Show that the sum$$\sum_{k=0}^{n} {n \choose k}\frac{{(-1)}^k}{n+k+1}$$ is a positive rational number.

It is easy to show that it is a rational number. But I am having trouble showing that this expression is positive. It might be some binomial expansion that I could not get.

• Have you tried using induction on $n$ for example? Mar 22, 2019 at 4:29

Direct proof: $$\begin{split} \sum_{k=0}^{n} {n\choose k}\frac{{(-1)}^k}{n+k+1} &=\sum_{k=0}^{n} {n\choose k}(-1)^k\int_0^1 x^{n+k}dx\\ &=\int_0^1x^n\sum_{k=0}^{n} {n\choose k}(-x)^kdx\\ &=\int_0^1x^n(1-x)^ndx \end{split}$$ The latter is clearly a positive number.

• How did you conclude that the sum is a limited integral? Do you know where can I find more on this on-line? Thanks. Mar 22, 2019 at 5:13
• It's a "known trick" that $\frac 1 {p+1} = \int_0^1x^pdx$. Then I noticed that the sum looked almost like that of the binomial theorem. Mar 22, 2019 at 5:18

When $$k=0$$ the term is positive. When $$k=1$$ the term is negative BUT SMALLER (in absolute value) THAN THE $$k=0$$ TERM.

When $$k=2$$ the term is positive. When $$k=3$$ the term is negative BUT SMALLER (in absolute value) THAN THE $$k=2$$ TERM.

.....

Get it?

• sorry, I did not write question correctly. Now, I have corrected that. By looking at your answer I realized my mistake. Thanks Mar 22, 2019 at 4:42

We can specifically prove that $$\boxed{\sum_{k=0}^{n} {n \choose k}\frac{{(-1)}^k}{n+k+1}=\left((2n+1)\binom{2n}n\right)^{-1}}$$ To see this, shuffle a deck of $$2n+1$$ cards numbered $$1$$ to $$2n+1$$. Consider this:

What is the probability that card number $$n+1$$ is in the middle of the deck, and cards numbered $$1$$ to $$n$$ are below it?

The easy answer is the fraction on the RHS. The LHS can be interpreted as an application of the principle of inclusion exclusion.

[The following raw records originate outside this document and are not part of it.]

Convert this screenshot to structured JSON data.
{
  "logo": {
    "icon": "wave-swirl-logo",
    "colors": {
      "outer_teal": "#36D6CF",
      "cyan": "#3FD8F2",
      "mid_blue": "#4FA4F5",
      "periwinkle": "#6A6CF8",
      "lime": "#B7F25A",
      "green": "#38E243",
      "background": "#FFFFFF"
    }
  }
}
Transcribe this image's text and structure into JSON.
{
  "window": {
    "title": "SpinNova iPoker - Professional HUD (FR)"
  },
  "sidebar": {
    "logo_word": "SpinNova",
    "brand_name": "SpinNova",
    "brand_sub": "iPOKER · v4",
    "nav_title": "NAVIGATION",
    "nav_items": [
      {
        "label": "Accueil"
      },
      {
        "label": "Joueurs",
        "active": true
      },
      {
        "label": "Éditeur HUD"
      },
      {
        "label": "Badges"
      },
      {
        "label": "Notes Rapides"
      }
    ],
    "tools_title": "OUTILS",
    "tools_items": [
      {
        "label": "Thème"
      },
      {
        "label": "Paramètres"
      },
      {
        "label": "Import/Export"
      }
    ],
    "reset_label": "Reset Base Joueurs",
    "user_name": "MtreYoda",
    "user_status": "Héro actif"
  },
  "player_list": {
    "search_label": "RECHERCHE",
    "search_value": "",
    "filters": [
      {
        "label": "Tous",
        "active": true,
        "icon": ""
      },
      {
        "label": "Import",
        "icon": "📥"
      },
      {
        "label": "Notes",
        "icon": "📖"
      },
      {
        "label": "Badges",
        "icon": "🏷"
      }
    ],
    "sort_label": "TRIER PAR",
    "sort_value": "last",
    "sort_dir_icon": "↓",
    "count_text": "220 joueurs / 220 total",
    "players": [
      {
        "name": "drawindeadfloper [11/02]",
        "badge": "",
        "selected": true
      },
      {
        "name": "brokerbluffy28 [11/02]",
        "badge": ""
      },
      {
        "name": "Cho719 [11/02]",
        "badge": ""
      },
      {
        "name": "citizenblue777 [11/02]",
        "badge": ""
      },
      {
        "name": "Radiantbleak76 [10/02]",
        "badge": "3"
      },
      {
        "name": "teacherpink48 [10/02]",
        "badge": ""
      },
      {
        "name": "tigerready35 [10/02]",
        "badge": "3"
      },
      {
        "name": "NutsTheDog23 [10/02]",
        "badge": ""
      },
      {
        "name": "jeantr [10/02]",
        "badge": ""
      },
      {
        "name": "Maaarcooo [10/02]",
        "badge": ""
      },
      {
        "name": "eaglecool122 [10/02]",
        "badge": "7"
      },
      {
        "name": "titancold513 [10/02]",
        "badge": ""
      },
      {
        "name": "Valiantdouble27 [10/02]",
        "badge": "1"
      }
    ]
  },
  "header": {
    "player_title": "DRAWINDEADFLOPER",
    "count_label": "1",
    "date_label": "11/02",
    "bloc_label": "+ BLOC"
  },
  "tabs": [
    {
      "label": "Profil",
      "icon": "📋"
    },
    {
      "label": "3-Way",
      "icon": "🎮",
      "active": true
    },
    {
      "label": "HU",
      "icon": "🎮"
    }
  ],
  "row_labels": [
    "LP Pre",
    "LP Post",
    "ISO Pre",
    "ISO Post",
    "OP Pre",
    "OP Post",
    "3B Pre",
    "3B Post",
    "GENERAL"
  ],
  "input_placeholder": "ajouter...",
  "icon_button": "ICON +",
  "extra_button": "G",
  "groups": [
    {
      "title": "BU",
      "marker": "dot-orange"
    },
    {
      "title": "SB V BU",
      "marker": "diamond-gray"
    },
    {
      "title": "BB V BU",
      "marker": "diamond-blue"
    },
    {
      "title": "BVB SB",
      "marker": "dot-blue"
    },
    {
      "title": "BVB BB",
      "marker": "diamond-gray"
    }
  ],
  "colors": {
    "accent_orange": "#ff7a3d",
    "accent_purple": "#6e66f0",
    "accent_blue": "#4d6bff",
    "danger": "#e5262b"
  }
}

Namely, we first take the probability that card number of $$n+1$$ is the lowest of the cards numbered $$n+1,n+2,\dots,2n+1$$. This is the $$k=0$$ term. From this, for each $$i=1,\dots,n$$, we subtract the probability that $$n+1$$ is the lowest of the list $$i,n+1,n+2,\dots,2n+1$$. This is a bad event, because we want $$n+1$$ to be above $$i$$. Doing this for each $$i$$, we subtract $$\binom{n}1\frac{1}{n+2}$$. We then must add back in the doubly subtracted events, subtract the triple intersections, and so on, eventually ending with the alternating sum on the left.